Try Adding a Small Amount of Sphagnum Moss to Increase Moisture and Prevent Mold Growth
Sphagnum moss is an excellent addition to any bioactive terrarium as it helps increase moisture levels while preventing mold growth. This type of moss absorbs water quickly and releases it slowly over time, keeping moisture levels consistent throughout your enclosure.
To use sphagnum moss, simply place a little bit of it in areas where you want to increase humidity levels. You can also mix it with the substrate to create a more humid environment for your plants and animals.
Monitor Water Levels Regularly
In addition to monitoring humidity levels, it is also essential to keep an eye on water levels inside your terrarium. Animals need access to clean drinking water at all times, so make sure that their water dishes are always full.
If you have live plants in your enclosure, they may require watering from time to time as well. Check the soil moisture level regularly and add water as needed.
Conclusion: Maintaining a Healthy and Thriving Bioactive Vivarium
Congratulations on taking the first step towards creating your own bioactive terrarium! By following the steps outlined in this guide, you can create a thriving ecosystem that will not only be visually stunning but also beneficial to your plants and animals.
Remember to choose the right materials and species for your setup, set up heating and lighting devices correctly, add invertebrates and decomposers to your vivarium, include habitat features and decorations, and monitor temperature, humidity, and water levels regularly.
Creating a bioactive terrarium is not only rewarding but also sustainable. By mimicking natural ecosystems, you are providing a healthy environment for your plants and animals while reducing maintenance time.
So go ahead and start building your own bioactive terrarium today! You’ll be amazed at how quickly it becomes a self-sustaining system.
Q: Do I need to clean my bioactive terrarium?
A: Yes, but less frequently than traditional setups. The decomposers will help break down waste products naturally. However, spot cleaning may still be necessary from time to time.
Q: Can I use any type of plant in my bioactive setup?
A: It’s best to research which plants are suitable for the specific species of animals you plan to keep. Some plants may be toxic or harmful if ingested by certain animals.
Q: How often should I feed my animals in a bioactive setup?
A: This depends on the species of animal you have. Research their feeding habits and adjust accordingly. Keep in mind that some decomposers may also consume uneaten food.
Q: What types of lighting should I use for my bioactive terrarium?

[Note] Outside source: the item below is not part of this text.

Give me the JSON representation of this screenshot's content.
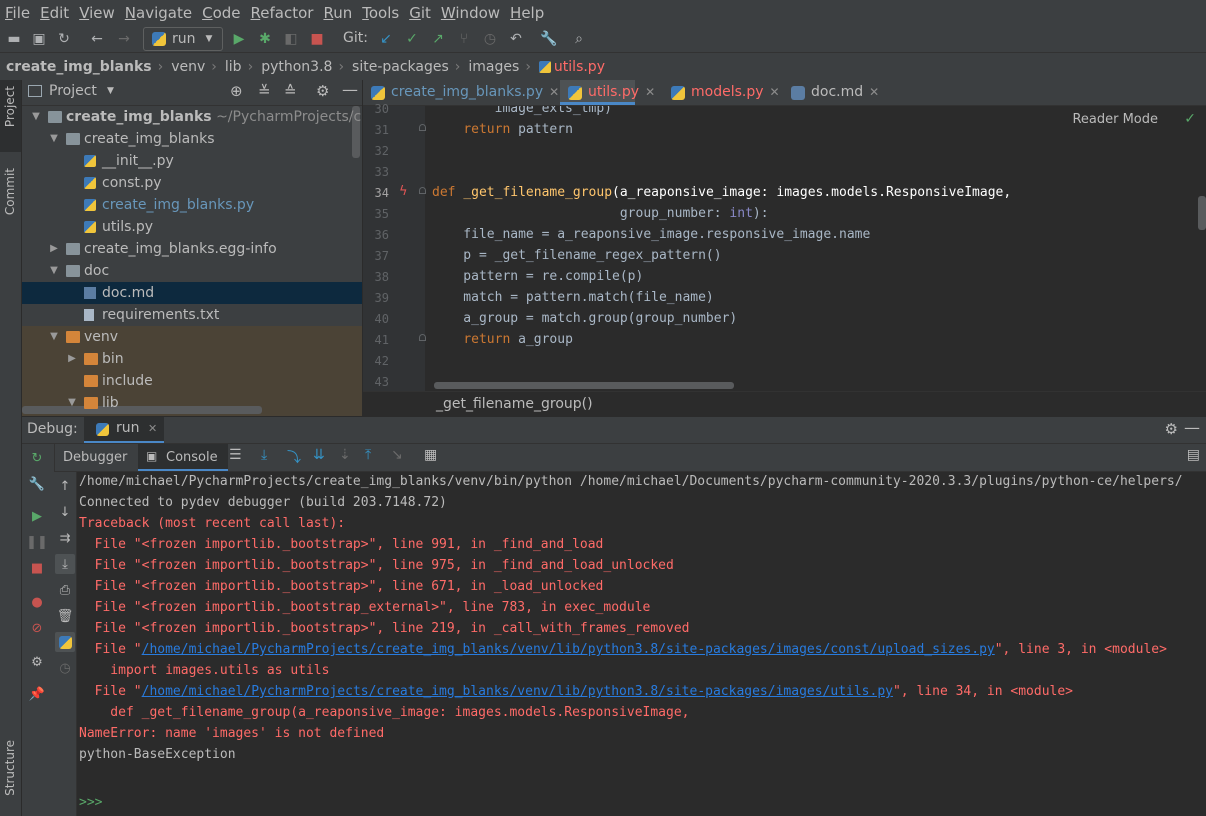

A: This depends on the needs of your plants and animals. Consider factors such as UVB requirements for reptiles or full spectrum lighting for plants.
Q: Can I use a bioactive terrarium for my pet snake?
A: Yes, bioactive setups can be beneficial for snakes. However, it’s important to research which species of plants and animals are suitable for your specific type of snake.
Q: Do I need to add supplements to the soil in my bioactive setup?
A: This depends on the needs of your plants. Some may require additional nutrients or minerals that are not present in the soil.
Q: How do I prevent mold growth in my bioactive terrarium?
A: Proper ventilation and monitoring humidity levels can help prevent mold growth. Avoid overwatering and remove any decaying organic matter promptly.
Q: Can I keep multiple species in one bioactive setup?
A: It’s possible, but it’s important to research which species are compatible with each other and have similar environmental requirements.
Q: Do I need to provide a water source for my decomposers?
A: Yes, some decomposers such as isopods and springtails require a moist environment to survive. Providing a water source such as a shallow dish or misting regularly can help maintain proper moisture levels.